# Erdung bei 600mm² Zuleitung



## Naiba (20 November 2019)

Hallo zusammen,

  ich habe eine Frage bezüglich Erdung eines Verteilerkastens:

  Für eine DC-Verteilung (1000V/1200A) wird in einem großen Klemmenkasten auf der Montageplatte Sammelschienen für DC+, DC- und PE montiert. Als Zuleitung wird für DC+ und DC- jeweils 2x300mm² und für den PE 1x300mm² verwendet. Die Kabel werden über Kunststoffverschraubungen von oben eingeführt. Die Montageplatte wird an 6 M8 Bolzen befestigt, welche selbst am Klemmenkasten angeschweißt sind.

   Nun meine Frage: Müssen Montageplatte und Klemmenkasten jeweils mit 300mm² geerdet werden? Wenn ja, wie setzt man eine Erdung mit diesem großen Querschnitt um? Einzelader? Oder gibt es Erdungsbänder in dieser Größe?

   Danke für eure Hilfe.

PS: Die Türen werden aus EMV-Gründen nur mit Flachbänder geerdet, da zwischen Sammelschienen und Türen noch eine Plexiglas-Abdeckung angebracht wird.


----------



## winnman (20 November 2019)

ich würde eher Konstruktiv arbeiten so dass ein Masseschluss sicher vermieden wird (Isolierplatte auf Montageplatte, Montageplatte ganz weglassen und entsprechende Sammelschienenhalter verwenden, ganzer Kasten aus Kunststoff. . .)

Bleche erden mit 300mm² bei dem Strom kann nicht funktionieren, da brennt es im Fehlerfall riesige Löcher in das Material.


----------



## Naiba (21 November 2019)

Der Ansatz ist nicht schlecht.

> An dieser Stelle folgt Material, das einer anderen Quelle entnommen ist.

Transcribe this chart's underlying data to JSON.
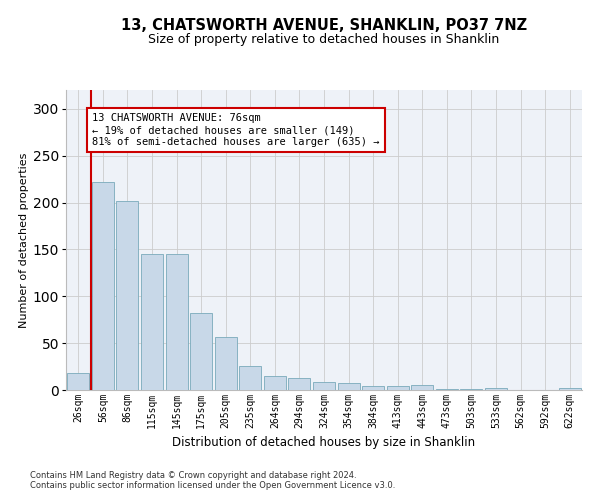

Zwischen Montageplatte und Sammelschienen eine Kunststoffplatte zu montiren ist kein Problem. Das gesamte Gehäuse muss aber wegen mechanischen Einflüssen von Außen (Prüfstand) aus Stahlblech sein.


----------



## winnman (22 November 2019)

Na dann pflanz doch in den Stahlblechkasten einen Kunststoffkasten rein.

zB.: So Kästen wie die Kabelverteiler aus dem EVU Bereich.


----------